Partido de ultradireita alcança 44,5% na boca de urna da Saxônia-Anhalt e pode conquistar a maior votação de uma legenda de extrema direita em um estado alemão desde 1945
O partido Alternativa para a Alemanha (AfD) deve alcançar uma votação histórica nas eleições deste domingo (6) na Saxônia-Anhalt, no leste alemão. Segundo a pesquisa de boca de urna divulgada após o fechamento das urnas, a legenda obteve 44,5% dos votos, mais que o dobro do resultado registrado em 2021, quando chegou a 20,8%.

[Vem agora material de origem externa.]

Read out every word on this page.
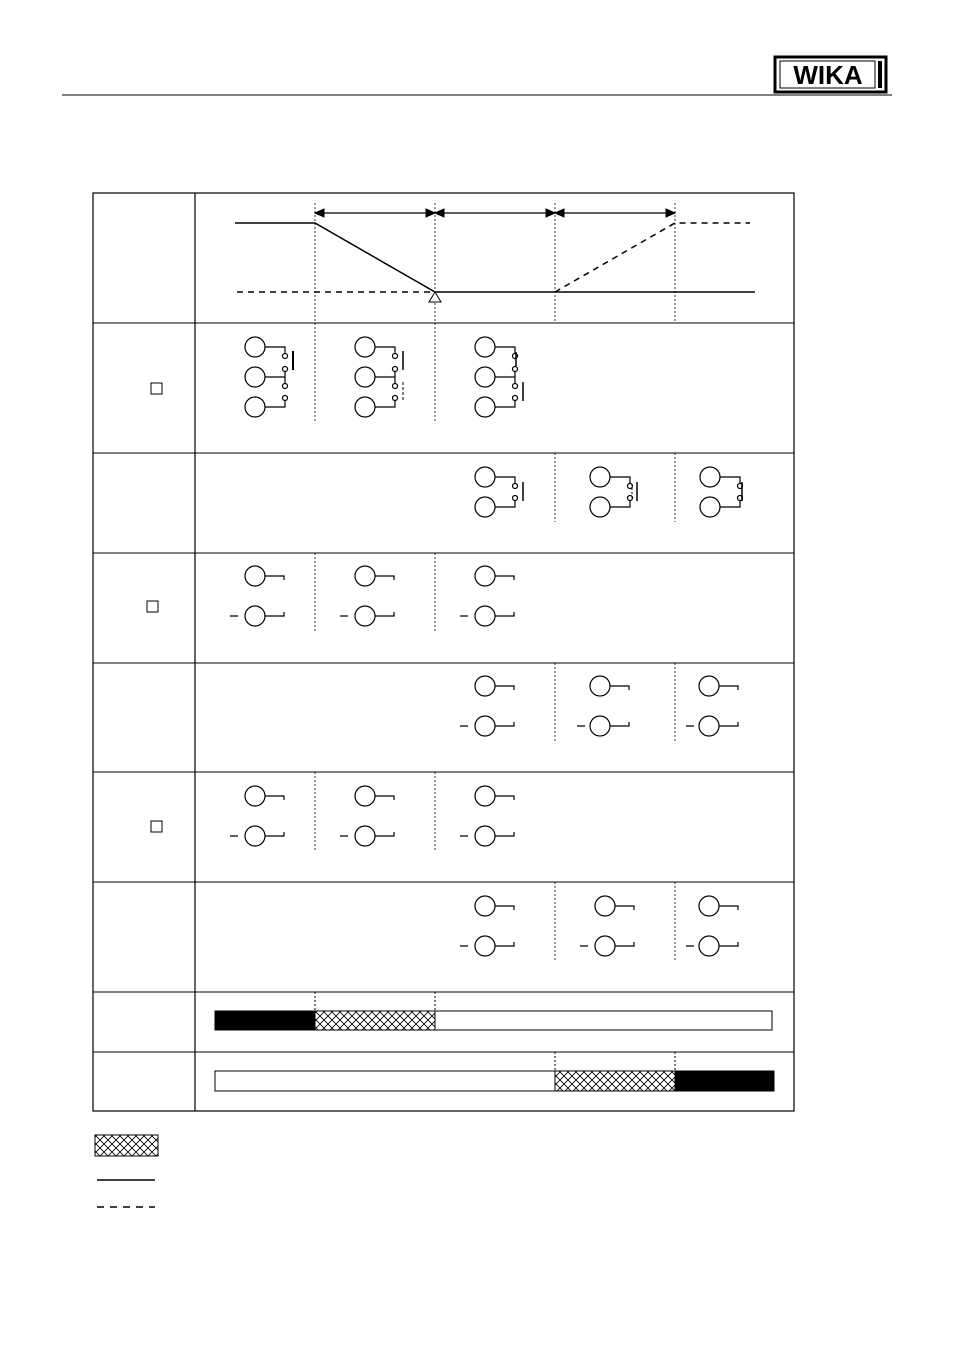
WIKA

- Partido de ultradireita alcança 44,5% na boca de urna da Saxônia-Anhalt e pode conquistar a maior votação de uma legenda de extrema direita em um estado alemão desde 1945
- AfD pode ter maior bancada, mas não maioria
- Resultado pode pressionar governo de Friedrich Merz
- Estado enfrenta desafios econômicos
- Próximas eleições serão no dia 20
Se confirmado na apuração, o resultado será a maior votação proporcional obtida por uma legenda de ultradireita em um estado alemão desde o fim da Segunda Guerra Mundial.
A AfD aparece muito à frente da União Democrata-Cristã (CDU), partido do chanceler federal Friedrich Merz, que teria ficado com 18,5% dos votos — quase 19 pontos a menos que na eleição anterior.
AfD pode ter maior bancada, mas não maioria
Apesar do resultado expressivo, a AfD ainda não teria votos suficientes para governar sozinha. A projeção indica que o partido conquistaria 39 das 83 cadeiras do Parlamento estadual. A maioria absoluta exige 42 assentos.
O cenário é especialmente relevante porque os principais partidos alemães mantêm uma política de isolamento em relação à AfD e rejeitam formar coalizões com a legenda.
A pesquisa aponta ainda 9,5% para A Esquerda, 9% para os Verdes e 8% para o Partido Social-Democrata (SPD). O BSW, partido de esquerda populista, aparece com 5%, no limite da cláusula de barreira. O FDP teria 2% e ficaria fora do Parlamento.
Se o BSW não alcançar os 5%, parte das cadeiras será redistribuída e a AfD poderá chegar a 41 assentos — ainda um a menos que a maioria.
Uma possibilidade, porém, seria a formação de um governo minoritário. Durante a campanha, a direção nacional do BSW indicou que não pretende necessariamente impedir uma administração liderada pela AfD, o que poderia facilitar sua chegada ao poder mesmo sem maioria parlamentar.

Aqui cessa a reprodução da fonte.